Buthus kunti is a scorpion species endemic to Cyprus. It was described as a new species in 2011 and is one of two scorpions endemic to the island. It is named after Kadir Boğaç Kunt. It is a medium to large scorpion that can reach lengths of up to 73 mm. It is mostly yellow to pale yellow with brownish spots on the central ridges of the carapace. The legs have scattered brown spots. The scorpion is known from the Karpas Peninsula and Güzelyurt District, where they inhabit habitats with sandy soil.

== Taxonomy ==
Buthus scorpions were first documented from Cyprus in 1891. In the late 19th century, Eugène Simon collected a female specimen of a scorpion from Cyprus and called it "Buthus orientalis"; however, he never published this name.
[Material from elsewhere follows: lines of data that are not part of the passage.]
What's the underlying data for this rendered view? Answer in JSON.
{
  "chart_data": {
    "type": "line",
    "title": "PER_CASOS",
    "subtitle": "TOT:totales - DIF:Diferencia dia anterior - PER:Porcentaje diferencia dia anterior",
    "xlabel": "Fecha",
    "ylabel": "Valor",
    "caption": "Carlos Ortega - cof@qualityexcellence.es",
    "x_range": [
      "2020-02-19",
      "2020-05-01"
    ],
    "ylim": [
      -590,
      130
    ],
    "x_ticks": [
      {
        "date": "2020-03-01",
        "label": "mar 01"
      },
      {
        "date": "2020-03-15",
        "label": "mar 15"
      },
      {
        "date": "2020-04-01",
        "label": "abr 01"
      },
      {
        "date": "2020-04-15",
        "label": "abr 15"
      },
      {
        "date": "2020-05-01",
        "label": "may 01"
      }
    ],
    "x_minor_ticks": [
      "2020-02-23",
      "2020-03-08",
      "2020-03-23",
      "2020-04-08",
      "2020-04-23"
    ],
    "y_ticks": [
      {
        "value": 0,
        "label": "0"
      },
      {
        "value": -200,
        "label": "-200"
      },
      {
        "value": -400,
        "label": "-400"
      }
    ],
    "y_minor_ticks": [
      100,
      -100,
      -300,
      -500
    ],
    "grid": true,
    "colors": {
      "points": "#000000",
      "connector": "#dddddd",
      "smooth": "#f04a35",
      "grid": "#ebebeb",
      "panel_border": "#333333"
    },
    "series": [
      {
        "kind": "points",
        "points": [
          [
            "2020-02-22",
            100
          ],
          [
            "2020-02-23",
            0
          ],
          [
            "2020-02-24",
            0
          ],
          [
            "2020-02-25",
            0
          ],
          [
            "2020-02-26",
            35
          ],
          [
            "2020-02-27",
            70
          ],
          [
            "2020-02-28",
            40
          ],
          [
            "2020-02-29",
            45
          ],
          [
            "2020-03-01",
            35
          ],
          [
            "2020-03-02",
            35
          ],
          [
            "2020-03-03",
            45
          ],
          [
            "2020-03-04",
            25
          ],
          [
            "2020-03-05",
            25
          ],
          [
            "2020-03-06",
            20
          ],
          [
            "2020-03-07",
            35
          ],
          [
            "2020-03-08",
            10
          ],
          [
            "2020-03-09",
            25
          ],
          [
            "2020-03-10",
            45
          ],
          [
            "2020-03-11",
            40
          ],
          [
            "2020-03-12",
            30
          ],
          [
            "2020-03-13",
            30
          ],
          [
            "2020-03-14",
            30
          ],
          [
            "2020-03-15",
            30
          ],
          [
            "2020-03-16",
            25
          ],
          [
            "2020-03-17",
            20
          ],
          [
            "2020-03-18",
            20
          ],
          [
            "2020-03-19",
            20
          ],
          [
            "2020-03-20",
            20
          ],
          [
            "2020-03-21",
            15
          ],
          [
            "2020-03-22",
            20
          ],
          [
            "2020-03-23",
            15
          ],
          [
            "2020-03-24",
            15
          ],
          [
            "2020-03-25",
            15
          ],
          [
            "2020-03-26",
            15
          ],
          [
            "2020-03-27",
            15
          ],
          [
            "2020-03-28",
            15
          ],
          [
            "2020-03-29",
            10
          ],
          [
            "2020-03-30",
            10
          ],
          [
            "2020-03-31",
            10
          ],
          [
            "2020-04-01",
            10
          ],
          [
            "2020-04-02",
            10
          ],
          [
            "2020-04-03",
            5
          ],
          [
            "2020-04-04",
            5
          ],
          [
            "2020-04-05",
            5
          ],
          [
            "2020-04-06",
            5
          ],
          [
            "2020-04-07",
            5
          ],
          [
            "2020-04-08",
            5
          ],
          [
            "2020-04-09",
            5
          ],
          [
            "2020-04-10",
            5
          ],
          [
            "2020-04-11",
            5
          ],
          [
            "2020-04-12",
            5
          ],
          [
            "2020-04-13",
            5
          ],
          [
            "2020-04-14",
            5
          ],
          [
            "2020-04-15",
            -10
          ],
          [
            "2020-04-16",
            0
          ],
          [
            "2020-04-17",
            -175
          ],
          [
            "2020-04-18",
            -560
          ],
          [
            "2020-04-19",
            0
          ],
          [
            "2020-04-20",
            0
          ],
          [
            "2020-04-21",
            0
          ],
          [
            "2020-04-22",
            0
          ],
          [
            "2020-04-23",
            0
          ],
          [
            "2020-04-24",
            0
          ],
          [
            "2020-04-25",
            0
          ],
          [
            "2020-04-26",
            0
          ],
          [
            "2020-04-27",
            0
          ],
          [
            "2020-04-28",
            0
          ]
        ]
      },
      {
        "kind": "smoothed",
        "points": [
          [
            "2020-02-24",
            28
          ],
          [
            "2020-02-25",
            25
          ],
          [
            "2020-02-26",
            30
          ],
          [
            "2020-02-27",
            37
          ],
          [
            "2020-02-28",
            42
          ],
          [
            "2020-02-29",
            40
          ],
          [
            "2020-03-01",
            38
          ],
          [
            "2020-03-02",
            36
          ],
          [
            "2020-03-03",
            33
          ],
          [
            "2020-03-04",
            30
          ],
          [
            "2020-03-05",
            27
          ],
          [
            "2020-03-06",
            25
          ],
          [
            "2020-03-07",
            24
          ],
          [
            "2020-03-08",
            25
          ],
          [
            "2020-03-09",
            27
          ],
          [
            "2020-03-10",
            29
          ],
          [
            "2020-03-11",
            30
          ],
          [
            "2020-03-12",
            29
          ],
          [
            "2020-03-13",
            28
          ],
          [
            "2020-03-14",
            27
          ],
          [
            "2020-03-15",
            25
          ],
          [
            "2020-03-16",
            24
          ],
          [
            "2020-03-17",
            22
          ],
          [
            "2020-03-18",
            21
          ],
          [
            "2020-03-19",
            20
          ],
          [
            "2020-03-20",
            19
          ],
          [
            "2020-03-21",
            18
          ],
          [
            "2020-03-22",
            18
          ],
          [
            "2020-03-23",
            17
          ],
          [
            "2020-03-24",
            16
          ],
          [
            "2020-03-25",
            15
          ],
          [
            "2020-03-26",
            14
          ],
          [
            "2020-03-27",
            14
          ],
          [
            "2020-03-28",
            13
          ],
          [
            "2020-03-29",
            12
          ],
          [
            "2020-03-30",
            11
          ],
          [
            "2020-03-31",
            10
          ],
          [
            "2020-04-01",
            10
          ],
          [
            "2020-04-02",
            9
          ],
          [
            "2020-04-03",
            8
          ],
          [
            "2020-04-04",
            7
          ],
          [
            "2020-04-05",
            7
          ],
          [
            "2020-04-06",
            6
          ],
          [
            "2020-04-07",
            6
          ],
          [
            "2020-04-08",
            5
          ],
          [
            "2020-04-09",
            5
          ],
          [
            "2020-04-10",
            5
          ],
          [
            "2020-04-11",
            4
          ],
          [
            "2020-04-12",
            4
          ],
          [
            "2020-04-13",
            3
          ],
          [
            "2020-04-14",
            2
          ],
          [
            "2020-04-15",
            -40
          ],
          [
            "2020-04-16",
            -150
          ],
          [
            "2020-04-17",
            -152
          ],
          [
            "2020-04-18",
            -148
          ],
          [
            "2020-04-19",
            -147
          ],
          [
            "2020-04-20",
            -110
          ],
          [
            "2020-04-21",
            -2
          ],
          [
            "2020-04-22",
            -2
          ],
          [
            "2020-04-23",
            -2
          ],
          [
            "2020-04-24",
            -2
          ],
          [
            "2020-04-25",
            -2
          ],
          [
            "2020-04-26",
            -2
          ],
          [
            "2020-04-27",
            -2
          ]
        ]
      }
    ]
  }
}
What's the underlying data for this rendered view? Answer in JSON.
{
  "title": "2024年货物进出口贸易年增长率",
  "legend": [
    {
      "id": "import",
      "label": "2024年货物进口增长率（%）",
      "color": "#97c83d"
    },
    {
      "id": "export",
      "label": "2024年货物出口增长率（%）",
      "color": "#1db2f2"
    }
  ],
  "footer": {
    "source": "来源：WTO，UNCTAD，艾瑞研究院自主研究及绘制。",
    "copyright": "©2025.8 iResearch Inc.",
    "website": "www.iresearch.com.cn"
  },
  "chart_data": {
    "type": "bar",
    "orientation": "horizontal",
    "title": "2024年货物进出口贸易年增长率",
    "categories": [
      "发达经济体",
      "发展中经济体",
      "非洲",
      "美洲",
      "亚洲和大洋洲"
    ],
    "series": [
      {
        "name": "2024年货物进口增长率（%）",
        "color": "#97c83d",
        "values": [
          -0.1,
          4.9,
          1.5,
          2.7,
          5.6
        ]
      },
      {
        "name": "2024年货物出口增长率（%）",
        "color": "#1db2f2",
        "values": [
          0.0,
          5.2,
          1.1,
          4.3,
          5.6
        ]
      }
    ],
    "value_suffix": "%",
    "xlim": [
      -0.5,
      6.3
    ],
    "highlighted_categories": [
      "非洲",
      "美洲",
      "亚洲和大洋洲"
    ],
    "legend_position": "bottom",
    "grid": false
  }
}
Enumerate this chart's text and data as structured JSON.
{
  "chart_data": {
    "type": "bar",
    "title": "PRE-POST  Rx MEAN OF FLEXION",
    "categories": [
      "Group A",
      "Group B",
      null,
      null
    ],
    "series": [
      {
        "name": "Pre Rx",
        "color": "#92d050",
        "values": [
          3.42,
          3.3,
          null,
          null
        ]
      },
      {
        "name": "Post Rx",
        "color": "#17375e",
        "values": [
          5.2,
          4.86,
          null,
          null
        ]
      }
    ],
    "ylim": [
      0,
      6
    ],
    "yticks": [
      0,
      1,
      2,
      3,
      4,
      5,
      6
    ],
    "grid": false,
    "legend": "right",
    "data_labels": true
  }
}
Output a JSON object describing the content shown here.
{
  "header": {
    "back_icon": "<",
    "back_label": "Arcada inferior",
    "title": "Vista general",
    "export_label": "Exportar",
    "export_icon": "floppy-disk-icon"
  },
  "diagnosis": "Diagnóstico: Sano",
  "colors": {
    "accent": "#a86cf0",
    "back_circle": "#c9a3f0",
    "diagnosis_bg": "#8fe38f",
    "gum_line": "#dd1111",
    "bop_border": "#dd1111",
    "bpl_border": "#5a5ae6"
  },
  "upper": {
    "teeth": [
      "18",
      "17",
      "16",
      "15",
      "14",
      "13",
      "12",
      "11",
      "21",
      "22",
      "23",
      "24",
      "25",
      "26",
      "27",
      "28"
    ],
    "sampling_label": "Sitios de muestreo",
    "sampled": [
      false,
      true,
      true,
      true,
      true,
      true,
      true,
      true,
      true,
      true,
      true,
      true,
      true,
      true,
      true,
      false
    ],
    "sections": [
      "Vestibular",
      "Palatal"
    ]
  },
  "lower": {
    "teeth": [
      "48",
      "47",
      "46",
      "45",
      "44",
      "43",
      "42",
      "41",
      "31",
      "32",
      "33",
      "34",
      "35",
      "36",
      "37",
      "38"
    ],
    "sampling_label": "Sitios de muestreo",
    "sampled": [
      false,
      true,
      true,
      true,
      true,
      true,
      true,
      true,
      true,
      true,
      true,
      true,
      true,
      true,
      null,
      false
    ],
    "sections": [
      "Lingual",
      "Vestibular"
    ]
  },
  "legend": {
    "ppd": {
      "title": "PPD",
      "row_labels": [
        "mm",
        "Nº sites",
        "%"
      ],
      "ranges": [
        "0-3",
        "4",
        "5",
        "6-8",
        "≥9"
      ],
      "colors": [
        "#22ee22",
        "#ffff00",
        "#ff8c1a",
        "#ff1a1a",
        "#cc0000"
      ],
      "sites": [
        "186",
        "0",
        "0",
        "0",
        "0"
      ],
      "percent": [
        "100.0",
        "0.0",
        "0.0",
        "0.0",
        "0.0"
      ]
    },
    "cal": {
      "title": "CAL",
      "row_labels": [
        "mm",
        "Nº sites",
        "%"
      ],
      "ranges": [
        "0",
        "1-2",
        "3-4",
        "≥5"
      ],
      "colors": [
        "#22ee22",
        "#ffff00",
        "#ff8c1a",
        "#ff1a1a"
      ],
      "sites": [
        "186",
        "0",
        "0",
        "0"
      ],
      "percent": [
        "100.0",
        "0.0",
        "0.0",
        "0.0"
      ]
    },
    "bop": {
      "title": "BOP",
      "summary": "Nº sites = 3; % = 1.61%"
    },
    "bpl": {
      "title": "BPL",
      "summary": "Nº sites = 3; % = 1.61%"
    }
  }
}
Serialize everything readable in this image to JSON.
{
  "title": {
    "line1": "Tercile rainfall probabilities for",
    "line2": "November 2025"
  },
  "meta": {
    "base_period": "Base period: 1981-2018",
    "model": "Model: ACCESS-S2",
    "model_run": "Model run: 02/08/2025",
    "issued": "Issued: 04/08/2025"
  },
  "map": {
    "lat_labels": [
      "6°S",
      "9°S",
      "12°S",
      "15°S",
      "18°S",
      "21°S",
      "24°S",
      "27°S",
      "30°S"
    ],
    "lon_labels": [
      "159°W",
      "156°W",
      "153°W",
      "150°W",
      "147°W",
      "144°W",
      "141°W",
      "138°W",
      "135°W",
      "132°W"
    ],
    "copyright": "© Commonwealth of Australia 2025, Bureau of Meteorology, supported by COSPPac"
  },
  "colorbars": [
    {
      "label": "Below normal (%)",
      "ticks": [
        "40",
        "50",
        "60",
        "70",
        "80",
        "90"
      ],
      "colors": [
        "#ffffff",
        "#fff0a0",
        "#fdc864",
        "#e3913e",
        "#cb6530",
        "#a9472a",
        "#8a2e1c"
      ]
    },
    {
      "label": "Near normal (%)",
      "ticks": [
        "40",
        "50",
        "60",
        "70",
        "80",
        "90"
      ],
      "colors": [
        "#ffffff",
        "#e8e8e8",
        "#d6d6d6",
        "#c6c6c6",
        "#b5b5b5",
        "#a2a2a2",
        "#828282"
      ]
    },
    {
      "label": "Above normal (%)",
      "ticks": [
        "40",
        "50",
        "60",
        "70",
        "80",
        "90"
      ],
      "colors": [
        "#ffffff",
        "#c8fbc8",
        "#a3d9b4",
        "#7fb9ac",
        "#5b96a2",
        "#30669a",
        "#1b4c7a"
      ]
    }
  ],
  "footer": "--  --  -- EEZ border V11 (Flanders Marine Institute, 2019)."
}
Buthus kunti was described as a new species in 2011 on the basis of several specimens collected in that year. Although the specimen collected by Simon may be an individual of Buthus kunti, it was not used as a type specimen by the authors describing the species as it was poorly preserved and collected from an unknown locality. The species is named after Kadir Boğaç Kunt, the founder of the Turkish Arachnological Society.

== Description ==
Buthus kunti is a medium to large scorpion that can reach lengths of up to 73 mm. It is mostly yellow to pale yellow with brownish spots on the carinae (central ridges) of the carapace. The legs have scattered brown spots. The carinae are fairly to strongly marked, while the granulations are more weakly marked. The fingers have 12 rows of granules. The pectines have 24 to 25 teeth in female and 27 to 29 teeth in males.

== Distribution ==
Buthus kunti is endemic to Cyprus, where it has been recorded from the Karpas Peninsula and Güzelyurt District. Specimens collected from the Zafer headland on the Karpas Peninsula inhabited sandy soils with plants such as Pancratium maritimum, Cakile maritima, Limonium albidum and Pistacia lentiscus. In Güzelyurt, scorpions were found in steppe vegetation with bushes. B. kunti appears to niche partition with the only other scorpion endemic to Cyprus, Aegaeobuthus cyprius, with B. kunti exclusively inhabiting habitats with sandy soil.